Column: Generosity: It’s Good for Your Heart
By Edward G. Horstmann
A few weeks ago I learned that a former next-door neighbor of mine from my hometown of Bennington, Vt., had died.
His name was Chuck and he and his wife, Anne, were great friends of my family, especially at a time when friendships were what we needed most.
When my father died in November of my senior year in high school, Chuck and Anne were quick to appear at our door with an offering of food. But their generosity did not end there. Soon afterward, Chuck asked me if I wanted to join a men’s tennis league with him. Since the league was based at an indoor facility at some distance from our homes, we shared many long and good conversations on the way back and forth to our matches. Chuck’s encouragement became a solid source of support for me precisely at a time when my life had been rocked to its foundation.
As I remembered Chuck and his importance to me, I was reminded of Mike. He was also a neighbor, and became another source of support after the death of my father. Though he was an elementary school principal with many civic commitments, he made time in his life for me. He asked me to join him on his daily runs following work, and included me in basketball games with his friends. And by the power of negative example, he taught me never, ever to smoke a cigar.
How fortunate I was to have these two caring adults in my life. Though their lives were committed in many directions, with generous hearts they made time for me, and to this day I feel the strength of their care.
When I talk with people in our community, I hear a growing concern that the spirit of generosity reflected in the actions of people like Chuck and Mike, may not be as robust as it once was.

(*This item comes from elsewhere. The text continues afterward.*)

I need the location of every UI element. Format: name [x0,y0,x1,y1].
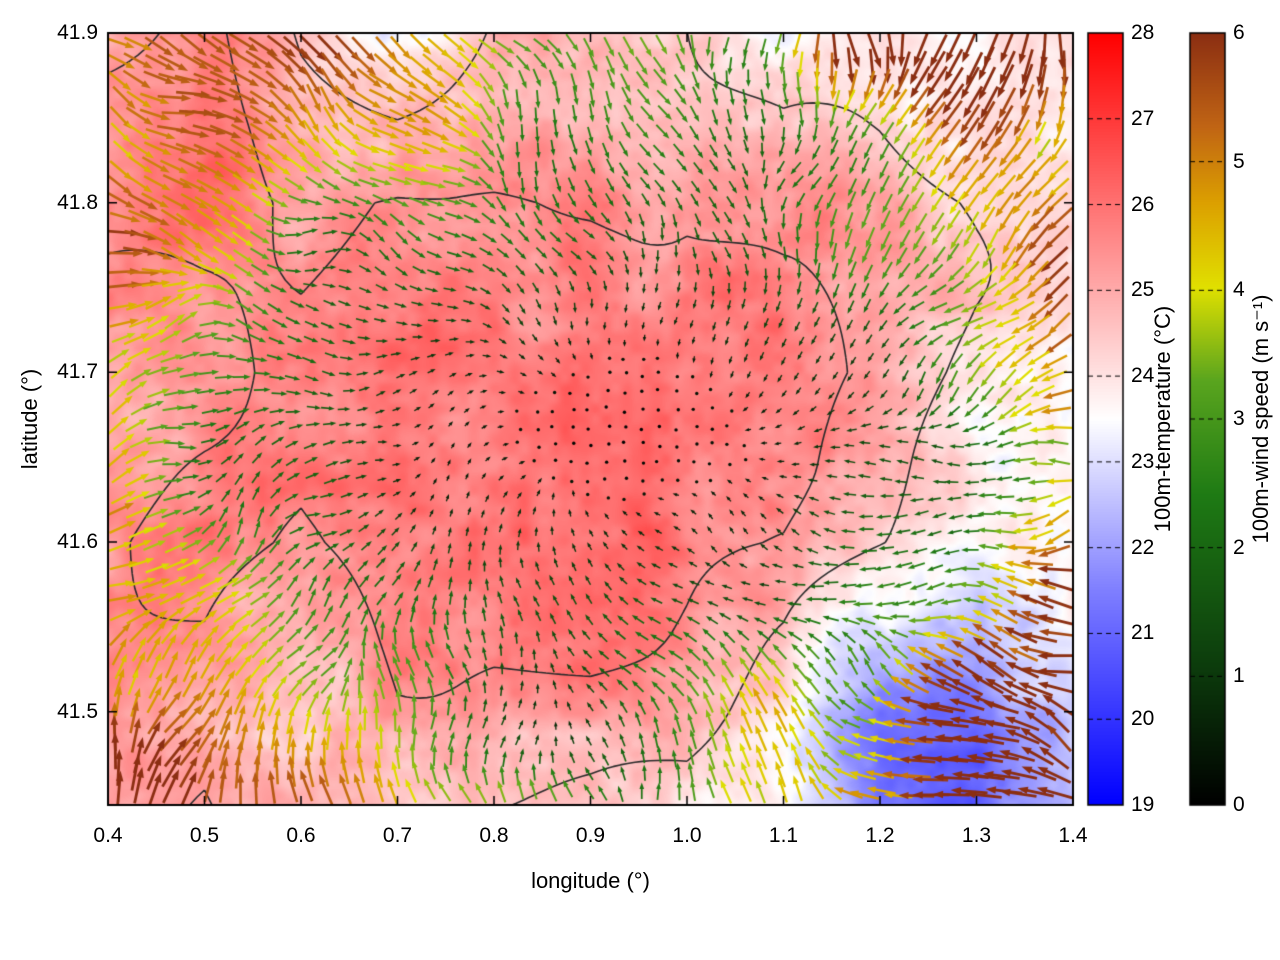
y-axis-title: latitude (°) [17,368,42,470]
temperature-colorbar-title: 100m-temperature (°C) [1150,305,1175,533]
wind-colorbar-title: 100m-wind speed (m s⁻¹) [1248,294,1273,544]
x-axis-title: longitude (°) [531,868,650,893]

Political rhetoric is harsh and demeaning, less and less generous and more and more abusive. “Crossing the aisle” in political terms used to mean reaching across party lines to do great things for the common good. Now that same phrase suggests a perilous journey that may threaten one’s political career.
In terms of attention span, we are more generous toward our technological devices than we are toward one another. As face-to-face time becomes displaced by face-to-screen time, we lose human connection. If we are not attentive to those with whom we share daily life, we miss those moments of intimacy where the sight of a growing smile, or the twinkle in an eye, can be signs of great grace.
At the University of Notre Dame, a Science of Generosity Initiative is underway to help us understand how the human power to help can be strengthened. Thanks to a grant from the John Templeton Foundation, the university is providing funds to support researchers representing many academic disciplines from across the globe, who seek to develop a vision of what encourages, and threatens, our capacity to be generous. I am thrilled to learn of this initiative, but why not become explorers in our own right? Why can’t we become the leaders of an uprising in generosity that brings a fresh infusion of encouragement to our world?
I think that this journey might well begin with an act of humility. As Chuck and Mike enriched my life, I continue to be inspired by friends and strangers whose actions give me faith and courage.
On a daily basis I hear stories of people who raise funds for projects that care for people halfway across the globe, who donate kidneys to those in need of an organ transplant, and who eliminate complaint from their conversations in order to be more generous with praise. Some take on second jobs so that they can contribute more to the causes they support. Others reduce their expenses, so that they have more to give.
We are generous when we know that someone or something is worth fighting for. What is it that calls forth from us that kind of fierce energy and generosity for greater goodness? What resources do we need to engage that struggle, and who do we need to go with us? These are the questions on my mind as I seek to become a more generous and loving person.
I am eager to hear more from the Science of Generosity Initiative at the University of Notre Dame. But my sense is that their efforts will affirm at least one thing we already know: that generosity is good for the heart. And that as we exercise the power to be gracious, such efforts will also be good for the heart of our community, good for the heart of our nation, and good for the heart of the whole world.
The Rev. Dr. Edward G. Horstmann is senior minister at Round Hill Community Church in Greenwich.